Recasting the story of accountability. Who’s in the lead role? Who’s a supporting actor? (Spoiler: it should be completely different to how it typically is.)
Pulling up the floorboards and reshaping evaluation and accountability
Learning and Evaluation Consultant Rhonda Schlangen Consulting, LLC West Pawlet, Vermont, United States
In traditional funding relationships, foundations hold the levers of power – and the ability to direct others’ efforts in specific directions – because the relationship depends on grantees reporting against objectives. In Pulling up the Floorboards: Reshaping accountability and evaluation in an era of core costs grantmaking we argue for evaluating effectiveness using a new accountability model. In this presentation, the authors will discuss the opportunity created by general operating support and other efforts to institutionalize more trust-based relations between funders and the groups they support to fundamentally rethink accountability and effectiveness. For example, without the terms of restricted funding as a tenet of control, foundations instead have a greater responsibility to frontload effort towards finding the right organizations in the first place, which can then be backed with confidence and without strings attached.

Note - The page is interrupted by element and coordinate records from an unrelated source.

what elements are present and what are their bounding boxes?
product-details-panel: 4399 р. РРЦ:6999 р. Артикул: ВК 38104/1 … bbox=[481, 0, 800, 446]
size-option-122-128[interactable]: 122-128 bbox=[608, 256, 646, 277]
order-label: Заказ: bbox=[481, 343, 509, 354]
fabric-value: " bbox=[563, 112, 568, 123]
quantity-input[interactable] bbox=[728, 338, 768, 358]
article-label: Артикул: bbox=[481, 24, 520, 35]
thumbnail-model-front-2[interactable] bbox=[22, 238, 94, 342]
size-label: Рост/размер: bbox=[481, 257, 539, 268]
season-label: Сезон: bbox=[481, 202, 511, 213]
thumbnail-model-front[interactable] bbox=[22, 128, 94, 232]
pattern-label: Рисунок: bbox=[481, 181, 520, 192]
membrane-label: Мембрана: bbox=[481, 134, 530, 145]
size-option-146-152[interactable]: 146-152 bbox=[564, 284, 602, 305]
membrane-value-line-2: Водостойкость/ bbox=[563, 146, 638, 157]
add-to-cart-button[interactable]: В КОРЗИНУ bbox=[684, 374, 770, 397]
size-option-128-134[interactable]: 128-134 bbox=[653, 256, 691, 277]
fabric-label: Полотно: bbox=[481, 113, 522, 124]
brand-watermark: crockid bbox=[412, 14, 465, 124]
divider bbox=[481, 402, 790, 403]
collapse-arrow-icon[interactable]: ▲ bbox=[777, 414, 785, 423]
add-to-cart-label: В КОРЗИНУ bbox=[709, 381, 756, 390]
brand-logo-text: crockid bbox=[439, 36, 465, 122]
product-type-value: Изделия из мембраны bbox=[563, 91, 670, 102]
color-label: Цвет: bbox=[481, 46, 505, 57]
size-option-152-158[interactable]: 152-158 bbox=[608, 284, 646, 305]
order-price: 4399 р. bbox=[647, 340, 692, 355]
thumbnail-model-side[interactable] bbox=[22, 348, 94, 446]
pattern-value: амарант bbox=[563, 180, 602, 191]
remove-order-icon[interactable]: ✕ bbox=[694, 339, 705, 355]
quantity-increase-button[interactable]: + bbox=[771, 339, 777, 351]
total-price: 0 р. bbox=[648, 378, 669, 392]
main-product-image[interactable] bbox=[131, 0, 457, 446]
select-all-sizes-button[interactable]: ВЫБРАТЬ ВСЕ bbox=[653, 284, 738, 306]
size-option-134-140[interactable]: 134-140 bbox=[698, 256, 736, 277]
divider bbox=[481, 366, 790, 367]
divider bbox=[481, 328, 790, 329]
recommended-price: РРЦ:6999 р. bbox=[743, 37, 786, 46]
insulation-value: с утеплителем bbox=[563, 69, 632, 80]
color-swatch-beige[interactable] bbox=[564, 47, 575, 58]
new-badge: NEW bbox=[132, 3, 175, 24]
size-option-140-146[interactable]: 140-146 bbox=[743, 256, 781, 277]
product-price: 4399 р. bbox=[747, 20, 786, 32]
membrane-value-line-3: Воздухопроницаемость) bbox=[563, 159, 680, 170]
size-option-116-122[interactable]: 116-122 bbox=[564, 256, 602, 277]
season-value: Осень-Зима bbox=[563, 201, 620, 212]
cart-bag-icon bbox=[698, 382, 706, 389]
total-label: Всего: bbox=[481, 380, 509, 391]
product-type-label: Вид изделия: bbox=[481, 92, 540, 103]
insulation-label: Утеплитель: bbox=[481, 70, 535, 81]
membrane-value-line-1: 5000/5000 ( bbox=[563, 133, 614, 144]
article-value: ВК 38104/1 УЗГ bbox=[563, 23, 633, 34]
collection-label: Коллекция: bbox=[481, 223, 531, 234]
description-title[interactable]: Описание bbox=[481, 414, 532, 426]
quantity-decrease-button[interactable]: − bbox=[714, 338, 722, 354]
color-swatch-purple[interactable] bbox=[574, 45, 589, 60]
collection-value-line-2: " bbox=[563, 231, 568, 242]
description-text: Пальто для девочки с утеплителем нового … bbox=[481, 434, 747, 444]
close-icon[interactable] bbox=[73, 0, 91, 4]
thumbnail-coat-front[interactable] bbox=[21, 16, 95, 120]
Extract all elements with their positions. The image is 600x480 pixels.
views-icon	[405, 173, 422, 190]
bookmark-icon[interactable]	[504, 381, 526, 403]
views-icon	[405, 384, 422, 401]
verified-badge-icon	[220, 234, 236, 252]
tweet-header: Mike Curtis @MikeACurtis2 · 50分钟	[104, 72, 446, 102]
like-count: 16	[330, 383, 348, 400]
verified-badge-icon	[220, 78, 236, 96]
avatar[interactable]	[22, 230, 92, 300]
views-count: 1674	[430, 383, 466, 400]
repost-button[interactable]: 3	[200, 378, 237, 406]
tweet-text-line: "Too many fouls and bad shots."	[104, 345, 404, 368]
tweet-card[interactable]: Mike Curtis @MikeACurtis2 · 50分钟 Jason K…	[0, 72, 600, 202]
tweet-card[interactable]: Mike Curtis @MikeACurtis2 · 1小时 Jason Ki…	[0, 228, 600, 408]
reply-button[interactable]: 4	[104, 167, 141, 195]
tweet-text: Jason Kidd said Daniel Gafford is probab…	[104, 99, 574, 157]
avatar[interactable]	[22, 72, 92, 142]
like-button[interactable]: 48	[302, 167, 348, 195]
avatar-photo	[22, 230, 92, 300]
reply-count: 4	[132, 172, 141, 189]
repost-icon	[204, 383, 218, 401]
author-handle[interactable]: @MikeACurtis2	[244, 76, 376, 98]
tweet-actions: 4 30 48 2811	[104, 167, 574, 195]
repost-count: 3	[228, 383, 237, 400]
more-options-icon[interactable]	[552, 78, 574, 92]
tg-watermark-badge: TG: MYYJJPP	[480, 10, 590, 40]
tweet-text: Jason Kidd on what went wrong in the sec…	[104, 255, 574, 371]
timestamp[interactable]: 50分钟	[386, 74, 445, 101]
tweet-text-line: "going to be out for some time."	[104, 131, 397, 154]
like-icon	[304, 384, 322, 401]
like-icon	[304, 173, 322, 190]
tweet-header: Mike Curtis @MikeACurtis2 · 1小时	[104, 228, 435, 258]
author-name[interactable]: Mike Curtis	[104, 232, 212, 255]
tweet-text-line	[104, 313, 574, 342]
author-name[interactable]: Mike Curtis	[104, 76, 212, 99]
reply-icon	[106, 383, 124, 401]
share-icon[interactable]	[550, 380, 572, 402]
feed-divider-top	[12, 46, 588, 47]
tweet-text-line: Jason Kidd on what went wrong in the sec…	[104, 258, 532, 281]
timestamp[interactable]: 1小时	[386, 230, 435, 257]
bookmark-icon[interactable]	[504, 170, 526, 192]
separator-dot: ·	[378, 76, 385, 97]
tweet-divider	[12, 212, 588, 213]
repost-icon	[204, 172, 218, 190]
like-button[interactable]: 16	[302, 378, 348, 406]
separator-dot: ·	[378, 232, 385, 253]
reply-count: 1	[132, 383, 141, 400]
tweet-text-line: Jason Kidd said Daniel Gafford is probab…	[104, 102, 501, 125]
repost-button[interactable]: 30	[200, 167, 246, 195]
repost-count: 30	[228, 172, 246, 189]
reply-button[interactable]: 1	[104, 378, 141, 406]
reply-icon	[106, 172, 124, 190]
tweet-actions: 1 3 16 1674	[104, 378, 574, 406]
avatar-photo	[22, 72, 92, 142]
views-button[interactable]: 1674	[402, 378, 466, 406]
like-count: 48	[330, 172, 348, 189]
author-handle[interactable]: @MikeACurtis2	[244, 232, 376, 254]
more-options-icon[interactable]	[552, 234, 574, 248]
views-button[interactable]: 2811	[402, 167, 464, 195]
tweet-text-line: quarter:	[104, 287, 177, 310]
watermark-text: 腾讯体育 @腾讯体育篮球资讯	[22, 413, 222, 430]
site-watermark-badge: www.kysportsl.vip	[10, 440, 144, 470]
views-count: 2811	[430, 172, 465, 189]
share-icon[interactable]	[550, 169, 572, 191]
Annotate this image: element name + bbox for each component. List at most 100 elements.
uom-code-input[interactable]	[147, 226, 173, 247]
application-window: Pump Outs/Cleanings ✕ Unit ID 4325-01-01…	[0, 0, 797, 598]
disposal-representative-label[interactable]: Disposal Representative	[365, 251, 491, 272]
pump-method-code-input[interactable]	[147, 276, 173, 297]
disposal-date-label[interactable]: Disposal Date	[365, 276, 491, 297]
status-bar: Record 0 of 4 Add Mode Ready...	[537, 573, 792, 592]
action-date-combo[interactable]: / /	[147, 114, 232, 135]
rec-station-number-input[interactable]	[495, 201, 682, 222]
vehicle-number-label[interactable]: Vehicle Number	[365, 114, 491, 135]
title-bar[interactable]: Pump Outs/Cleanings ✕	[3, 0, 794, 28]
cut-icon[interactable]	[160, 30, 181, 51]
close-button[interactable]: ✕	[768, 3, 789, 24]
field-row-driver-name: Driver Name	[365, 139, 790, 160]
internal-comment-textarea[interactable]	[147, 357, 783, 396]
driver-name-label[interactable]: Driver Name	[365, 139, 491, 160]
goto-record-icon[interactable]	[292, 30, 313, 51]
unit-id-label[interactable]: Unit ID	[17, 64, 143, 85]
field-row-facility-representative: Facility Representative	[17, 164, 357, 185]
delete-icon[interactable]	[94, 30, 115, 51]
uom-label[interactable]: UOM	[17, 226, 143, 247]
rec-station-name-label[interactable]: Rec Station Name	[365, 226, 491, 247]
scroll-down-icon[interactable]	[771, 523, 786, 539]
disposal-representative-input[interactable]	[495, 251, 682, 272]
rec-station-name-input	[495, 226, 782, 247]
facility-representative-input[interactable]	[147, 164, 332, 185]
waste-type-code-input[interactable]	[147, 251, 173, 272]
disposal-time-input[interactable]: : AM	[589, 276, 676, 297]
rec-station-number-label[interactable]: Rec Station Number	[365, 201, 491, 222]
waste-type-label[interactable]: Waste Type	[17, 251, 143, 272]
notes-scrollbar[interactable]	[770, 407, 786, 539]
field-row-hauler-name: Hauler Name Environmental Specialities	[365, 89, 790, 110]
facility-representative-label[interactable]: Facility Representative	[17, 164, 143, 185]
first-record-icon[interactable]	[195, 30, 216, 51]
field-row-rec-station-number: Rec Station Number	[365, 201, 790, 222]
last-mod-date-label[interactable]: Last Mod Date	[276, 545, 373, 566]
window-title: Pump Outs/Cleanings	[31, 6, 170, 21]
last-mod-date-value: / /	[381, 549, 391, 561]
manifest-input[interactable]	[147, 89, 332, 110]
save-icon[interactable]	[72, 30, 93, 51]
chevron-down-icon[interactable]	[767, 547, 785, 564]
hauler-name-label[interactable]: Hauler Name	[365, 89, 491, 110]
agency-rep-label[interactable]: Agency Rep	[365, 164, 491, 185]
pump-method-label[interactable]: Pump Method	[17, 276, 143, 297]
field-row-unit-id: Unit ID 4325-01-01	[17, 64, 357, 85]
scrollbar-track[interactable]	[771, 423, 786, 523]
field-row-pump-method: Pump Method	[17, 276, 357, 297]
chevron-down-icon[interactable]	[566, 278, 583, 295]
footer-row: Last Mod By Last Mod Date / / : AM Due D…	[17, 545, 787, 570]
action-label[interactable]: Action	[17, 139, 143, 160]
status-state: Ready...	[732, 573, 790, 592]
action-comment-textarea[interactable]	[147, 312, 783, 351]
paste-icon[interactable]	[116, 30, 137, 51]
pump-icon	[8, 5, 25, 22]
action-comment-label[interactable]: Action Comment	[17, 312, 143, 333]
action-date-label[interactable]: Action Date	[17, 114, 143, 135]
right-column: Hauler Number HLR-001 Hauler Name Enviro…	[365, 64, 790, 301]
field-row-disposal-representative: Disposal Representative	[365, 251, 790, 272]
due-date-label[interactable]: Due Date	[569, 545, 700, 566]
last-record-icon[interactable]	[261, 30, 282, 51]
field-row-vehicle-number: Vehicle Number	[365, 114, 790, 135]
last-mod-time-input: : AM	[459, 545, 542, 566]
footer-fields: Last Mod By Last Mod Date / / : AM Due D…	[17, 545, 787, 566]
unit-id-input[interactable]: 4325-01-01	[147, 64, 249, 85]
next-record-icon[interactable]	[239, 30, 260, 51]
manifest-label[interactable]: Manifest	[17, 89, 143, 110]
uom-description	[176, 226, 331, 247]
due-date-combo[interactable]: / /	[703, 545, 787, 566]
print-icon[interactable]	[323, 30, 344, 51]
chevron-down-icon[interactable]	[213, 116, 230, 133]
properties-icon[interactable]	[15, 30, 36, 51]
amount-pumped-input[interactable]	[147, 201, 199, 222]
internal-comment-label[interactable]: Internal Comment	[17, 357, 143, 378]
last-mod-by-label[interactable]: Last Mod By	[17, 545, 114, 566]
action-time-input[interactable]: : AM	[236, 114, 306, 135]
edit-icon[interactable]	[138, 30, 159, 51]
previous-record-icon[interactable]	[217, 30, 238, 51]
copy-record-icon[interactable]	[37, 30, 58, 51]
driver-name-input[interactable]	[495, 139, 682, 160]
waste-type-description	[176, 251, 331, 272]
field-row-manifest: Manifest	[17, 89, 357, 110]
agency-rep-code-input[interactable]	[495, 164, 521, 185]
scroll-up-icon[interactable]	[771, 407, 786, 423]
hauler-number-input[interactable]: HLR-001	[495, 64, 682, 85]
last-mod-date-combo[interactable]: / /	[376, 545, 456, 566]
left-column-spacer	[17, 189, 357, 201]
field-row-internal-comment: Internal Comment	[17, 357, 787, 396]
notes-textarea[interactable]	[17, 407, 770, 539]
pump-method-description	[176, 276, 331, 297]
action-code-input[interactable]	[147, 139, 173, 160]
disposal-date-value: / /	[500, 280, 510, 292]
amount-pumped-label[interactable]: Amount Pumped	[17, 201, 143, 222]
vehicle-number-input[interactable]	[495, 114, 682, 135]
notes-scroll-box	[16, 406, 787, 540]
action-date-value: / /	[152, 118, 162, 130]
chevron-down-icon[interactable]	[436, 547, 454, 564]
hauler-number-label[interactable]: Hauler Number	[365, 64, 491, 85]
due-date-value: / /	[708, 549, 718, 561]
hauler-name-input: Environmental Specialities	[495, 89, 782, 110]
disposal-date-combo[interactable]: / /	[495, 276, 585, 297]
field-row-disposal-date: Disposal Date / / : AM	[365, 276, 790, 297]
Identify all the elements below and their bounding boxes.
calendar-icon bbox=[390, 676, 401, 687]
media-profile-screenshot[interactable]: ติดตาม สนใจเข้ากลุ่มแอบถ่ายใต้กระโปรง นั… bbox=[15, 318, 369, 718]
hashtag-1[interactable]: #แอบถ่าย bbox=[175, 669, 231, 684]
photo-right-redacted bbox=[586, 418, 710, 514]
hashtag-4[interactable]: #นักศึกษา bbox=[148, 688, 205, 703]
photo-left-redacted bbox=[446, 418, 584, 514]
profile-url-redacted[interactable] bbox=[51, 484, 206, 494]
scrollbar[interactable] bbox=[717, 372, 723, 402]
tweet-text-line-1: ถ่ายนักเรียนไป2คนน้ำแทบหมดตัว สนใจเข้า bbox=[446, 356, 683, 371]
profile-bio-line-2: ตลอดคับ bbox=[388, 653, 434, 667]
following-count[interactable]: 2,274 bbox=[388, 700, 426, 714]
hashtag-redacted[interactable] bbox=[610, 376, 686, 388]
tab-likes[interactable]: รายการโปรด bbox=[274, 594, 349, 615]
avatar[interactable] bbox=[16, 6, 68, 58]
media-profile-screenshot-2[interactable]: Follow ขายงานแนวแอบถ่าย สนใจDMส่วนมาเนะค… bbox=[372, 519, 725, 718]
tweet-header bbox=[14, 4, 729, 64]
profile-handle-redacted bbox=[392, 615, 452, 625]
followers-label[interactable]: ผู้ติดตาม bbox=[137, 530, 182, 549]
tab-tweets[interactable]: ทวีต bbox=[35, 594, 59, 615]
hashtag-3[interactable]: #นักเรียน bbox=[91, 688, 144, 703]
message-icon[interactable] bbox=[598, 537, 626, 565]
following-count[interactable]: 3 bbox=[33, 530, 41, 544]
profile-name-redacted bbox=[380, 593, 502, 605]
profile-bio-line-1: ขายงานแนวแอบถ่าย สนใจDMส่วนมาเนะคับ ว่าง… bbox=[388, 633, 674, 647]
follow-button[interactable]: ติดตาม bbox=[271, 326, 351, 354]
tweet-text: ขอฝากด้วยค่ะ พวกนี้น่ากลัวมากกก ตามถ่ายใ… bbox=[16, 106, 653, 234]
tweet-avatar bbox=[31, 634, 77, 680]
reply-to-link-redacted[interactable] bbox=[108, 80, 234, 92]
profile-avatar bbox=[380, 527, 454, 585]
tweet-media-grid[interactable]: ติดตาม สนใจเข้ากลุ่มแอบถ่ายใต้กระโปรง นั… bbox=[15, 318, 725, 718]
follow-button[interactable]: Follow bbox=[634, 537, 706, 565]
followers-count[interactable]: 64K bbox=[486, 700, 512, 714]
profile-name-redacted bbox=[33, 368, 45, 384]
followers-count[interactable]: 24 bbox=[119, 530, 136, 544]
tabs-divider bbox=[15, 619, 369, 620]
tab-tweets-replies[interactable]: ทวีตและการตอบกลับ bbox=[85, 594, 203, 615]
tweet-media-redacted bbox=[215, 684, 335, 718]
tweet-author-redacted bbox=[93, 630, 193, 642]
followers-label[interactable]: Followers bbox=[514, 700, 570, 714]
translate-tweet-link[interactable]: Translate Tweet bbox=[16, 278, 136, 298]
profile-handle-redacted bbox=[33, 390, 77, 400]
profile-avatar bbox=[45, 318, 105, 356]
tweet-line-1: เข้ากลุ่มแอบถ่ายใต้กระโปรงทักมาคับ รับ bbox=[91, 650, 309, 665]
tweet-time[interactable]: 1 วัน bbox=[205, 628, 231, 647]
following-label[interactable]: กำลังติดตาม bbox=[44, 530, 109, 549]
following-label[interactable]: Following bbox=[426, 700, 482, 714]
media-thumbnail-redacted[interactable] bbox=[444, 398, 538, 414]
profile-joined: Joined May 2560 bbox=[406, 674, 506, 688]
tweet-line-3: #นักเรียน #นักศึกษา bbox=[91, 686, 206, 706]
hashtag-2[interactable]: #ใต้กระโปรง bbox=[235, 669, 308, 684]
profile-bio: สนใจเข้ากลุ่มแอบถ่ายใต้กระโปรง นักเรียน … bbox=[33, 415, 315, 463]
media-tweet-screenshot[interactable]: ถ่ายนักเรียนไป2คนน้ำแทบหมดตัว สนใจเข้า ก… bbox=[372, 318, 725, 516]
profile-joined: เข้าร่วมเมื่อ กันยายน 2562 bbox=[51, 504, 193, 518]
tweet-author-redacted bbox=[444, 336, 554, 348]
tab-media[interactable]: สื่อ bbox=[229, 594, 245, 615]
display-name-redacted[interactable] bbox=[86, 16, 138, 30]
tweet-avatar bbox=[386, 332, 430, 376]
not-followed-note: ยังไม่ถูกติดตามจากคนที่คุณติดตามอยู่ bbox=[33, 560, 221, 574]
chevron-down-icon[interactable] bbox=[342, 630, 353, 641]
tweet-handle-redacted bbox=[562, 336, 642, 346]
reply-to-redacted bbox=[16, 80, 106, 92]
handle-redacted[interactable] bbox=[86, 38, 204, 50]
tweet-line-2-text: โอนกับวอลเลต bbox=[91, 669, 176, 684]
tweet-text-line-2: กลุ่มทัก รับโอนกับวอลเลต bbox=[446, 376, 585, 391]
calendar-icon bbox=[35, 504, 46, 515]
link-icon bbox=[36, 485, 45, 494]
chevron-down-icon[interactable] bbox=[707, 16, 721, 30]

We will share a new, asymmetrical accountability model and evaluation measures that illustrate this reconfiguration. Conventionally, the holder of funding confers the power to define effectiveness from their specific perspectives. Accepting this means not giving attention to effectiveness as it might be understood and defined by those communities affected by an issue or state of affairs. Asymmetrical accountability means reorienting the definition of who should be accountable to whom, for what. The key question for foundations becomes, are we well enough placed to judge which organizations to fund? Meeting that criteria in turn requires that they are closely connected to the communities they seek to support.